Il lavoro di Karin Schmuck (*1981 a Bolzano, Italia) riflette sulla tematica del vedere, dello sguardo, di come vengono lette le immagini. Temi universali trovano la loro espressione con riferimento alla storia dell’arte e nell’uso di elementi classici della mitologia e della letteratura. Inversioni e spostamenti di ciò che viene così riconosciuto hanno lo scopo di muovere e forse irritare lo spettatore, di rivelare possibilità di significato a più livelli e di stimolare processi di pensiero.

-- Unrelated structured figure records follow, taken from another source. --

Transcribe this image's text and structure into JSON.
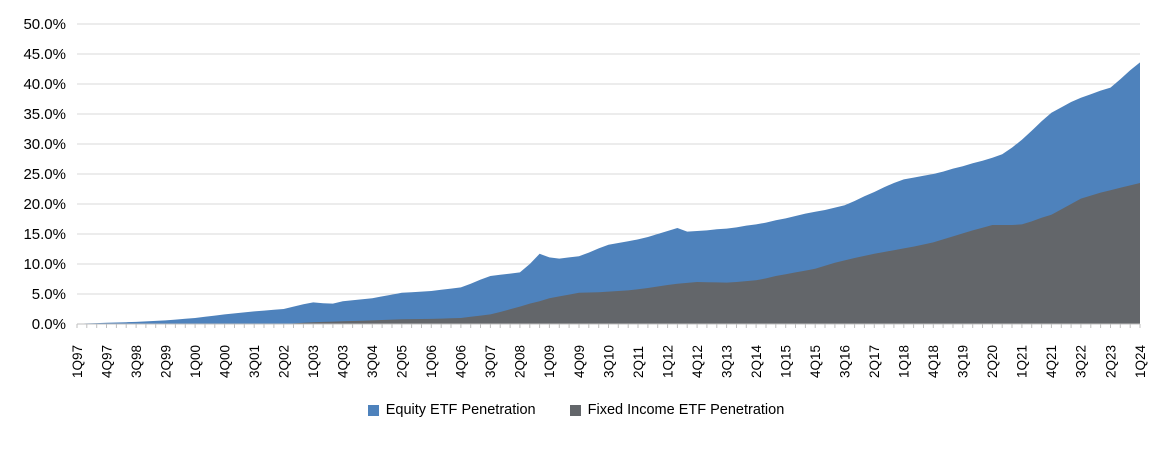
{
  "chart_data": {
    "type": "area",
    "mode": "overlapping",
    "title": "",
    "xlabel": "",
    "ylabel": "",
    "ylim": [
      0,
      50
    ],
    "y_tick_step": 5,
    "y_tick_labels": [
      "0.0%",
      "5.0%",
      "10.0%",
      "15.0%",
      "20.0%",
      "25.0%",
      "30.0%",
      "35.0%",
      "40.0%",
      "45.0%",
      "50.0%"
    ],
    "grid": "horizontal",
    "legend_position": "bottom",
    "x_label_every_n": 3,
    "x_label_rotation": -90,
    "categories": [
      "1Q97",
      "2Q97",
      "3Q97",
      "4Q97",
      "1Q98",
      "2Q98",
      "3Q98",
      "4Q98",
      "1Q99",
      "2Q99",
      "3Q99",
      "4Q99",
      "1Q00",
      "2Q00",
      "3Q00",
      "4Q00",
      "1Q01",
      "2Q01",
      "3Q01",
      "4Q01",
      "1Q02",
      "2Q02",
      "3Q02",
      "4Q02",
      "1Q03",
      "2Q03",
      "3Q03",
      "4Q03",
      "1Q04",
      "2Q04",
      "3Q04",
      "4Q04",
      "1Q05",
      "2Q05",
      "3Q05",
      "4Q05",
      "1Q06",
      "2Q06",
      "3Q06",
      "4Q06",
      "1Q07",
      "2Q07",
      "3Q07",
      "4Q07",
      "1Q08",
      "2Q08",
      "3Q08",
      "4Q08",
      "1Q09",
      "2Q09",
      "3Q09",
      "4Q09",
      "1Q10",
      "2Q10",
      "3Q10",
      "4Q10",
      "1Q11",
      "2Q11",
      "3Q11",
      "4Q11",
      "1Q12",
      "2Q12",
      "3Q12",
      "4Q12",
      "1Q13",
      "2Q13",
      "3Q13",
      "4Q13",
      "1Q14",
      "2Q14",
      "3Q14",
      "4Q14",
      "1Q15",
      "2Q15",
      "3Q15",
      "4Q15",
      "1Q16",
      "2Q16",
      "3Q16",
      "4Q16",
      "1Q17",
      "2Q17",
      "3Q17",
      "4Q17",
      "1Q18",
      "2Q18",
      "3Q18",
      "4Q18",
      "1Q19",
      "2Q19",
      "3Q19",
      "4Q19",
      "1Q20",
      "2Q20",
      "3Q20",
      "4Q20",
      "1Q21",
      "2Q21",
      "3Q21",
      "4Q21",
      "1Q22",
      "2Q22",
      "3Q22",
      "4Q22",
      "1Q23",
      "2Q23",
      "3Q23",
      "4Q23",
      "1Q24"
    ],
    "series": [
      {
        "name": "Equity ETF Penetration",
        "color": "#4E82BC",
        "values": [
          0.05,
          0.1,
          0.15,
          0.2,
          0.25,
          0.3,
          0.35,
          0.43,
          0.52,
          0.6,
          0.73,
          0.87,
          1.0,
          1.2,
          1.4,
          1.6,
          1.77,
          1.93,
          2.1,
          2.23,
          2.37,
          2.5,
          2.9,
          3.3,
          3.6,
          3.45,
          3.4,
          3.8,
          3.97,
          4.13,
          4.3,
          4.6,
          4.9,
          5.2,
          5.3,
          5.4,
          5.5,
          5.7,
          5.9,
          6.1,
          6.7,
          7.4,
          8.0,
          8.2,
          8.4,
          8.6,
          10.0,
          11.7,
          11.1,
          10.9,
          11.1,
          11.3,
          11.9,
          12.6,
          13.2,
          13.5,
          13.8,
          14.1,
          14.5,
          15.0,
          15.5,
          16.0,
          15.4,
          15.5,
          15.6,
          15.8,
          15.9,
          16.1,
          16.4,
          16.6,
          16.9,
          17.3,
          17.6,
          18.0,
          18.4,
          18.7,
          19.0,
          19.4,
          19.8,
          20.5,
          21.3,
          22.0,
          22.8,
          23.5,
          24.1,
          24.4,
          24.7,
          25.0,
          25.4,
          25.9,
          26.3,
          26.8,
          27.2,
          27.7,
          28.3,
          29.4,
          30.7,
          32.2,
          33.8,
          35.2,
          36.1,
          37.0,
          37.7,
          38.3,
          38.9,
          39.4,
          40.8,
          42.3,
          43.6
        ]
      },
      {
        "name": "Fixed Income ETF Penetration",
        "color": "#63666A",
        "values": [
          0,
          0,
          0,
          0,
          0,
          0,
          0,
          0,
          0,
          0,
          0,
          0,
          0,
          0,
          0,
          0,
          0,
          0,
          0,
          0,
          0,
          0,
          0.1,
          0.2,
          0.3,
          0.35,
          0.4,
          0.45,
          0.5,
          0.55,
          0.6,
          0.67,
          0.73,
          0.8,
          0.82,
          0.84,
          0.85,
          0.9,
          0.95,
          1.0,
          1.2,
          1.4,
          1.6,
          2.0,
          2.45,
          2.9,
          3.4,
          3.8,
          4.3,
          4.6,
          4.9,
          5.2,
          5.25,
          5.3,
          5.4,
          5.5,
          5.6,
          5.8,
          6.0,
          6.25,
          6.5,
          6.7,
          6.85,
          7.0,
          6.97,
          6.93,
          6.9,
          7.0,
          7.15,
          7.3,
          7.6,
          8.0,
          8.3,
          8.6,
          8.9,
          9.2,
          9.7,
          10.2,
          10.6,
          11.0,
          11.35,
          11.7,
          12.0,
          12.3,
          12.6,
          12.9,
          13.25,
          13.6,
          14.1,
          14.6,
          15.1,
          15.6,
          16.05,
          16.5,
          16.5,
          16.5,
          16.6,
          17.1,
          17.7,
          18.2,
          19.1,
          20.0,
          20.9,
          21.4,
          21.9,
          22.3,
          22.7,
          23.1,
          23.5
        ]
      }
    ],
    "colors": {
      "gridline": "#D9D9D9",
      "axis_line": "#BFBFBF",
      "tick": "#BFBFBF",
      "axis_text": "#000000",
      "background": "#FFFFFF"
    }
  },
  "legend": {
    "items": [
      {
        "label": "Equity ETF Penetration",
        "color": "#4E82BC"
      },
      {
        "label": "Fixed Income ETF Penetration",
        "color": "#63666A"
      }
    ]
  }
}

L’artista cerca le similitudini negli opposti e le contraddizioni nell’apparente armonia, le sue opere richiedono un rallentamento del meccanismo della visione, un secondo, un terzo sguardo; solo allora rivelano il loro multiforme contenuto. Parte della ricerca dell’artista si concentra sulle basi della fotografia; crea lavori con tecniche off-camera e la cianotipia.

Karin Schmuck studia pittura all’Accademia di Belle Arti di Urbino e Fotografia all’Accademia di Belle Arti di Bologna. Espone in Italia e all’estero, tra cui alla Galleria Nazionale delle Marche (Pu), al Centro per la Fotografia d’Autore (Ar) e la Villa Brandolini (Tv). Vincitrice del Combat Prize 2017 e del Premio Carlo Gajani 2018.
Vive a Vienna tra il 2005 e il 2007, e a Bologna dal 2010 al 2017 e passa periodi di studio e lavoro in Tansania, Perù, Spagna e und Marocco. Vive e lavora a Siusi allo Sciliar e Bologna.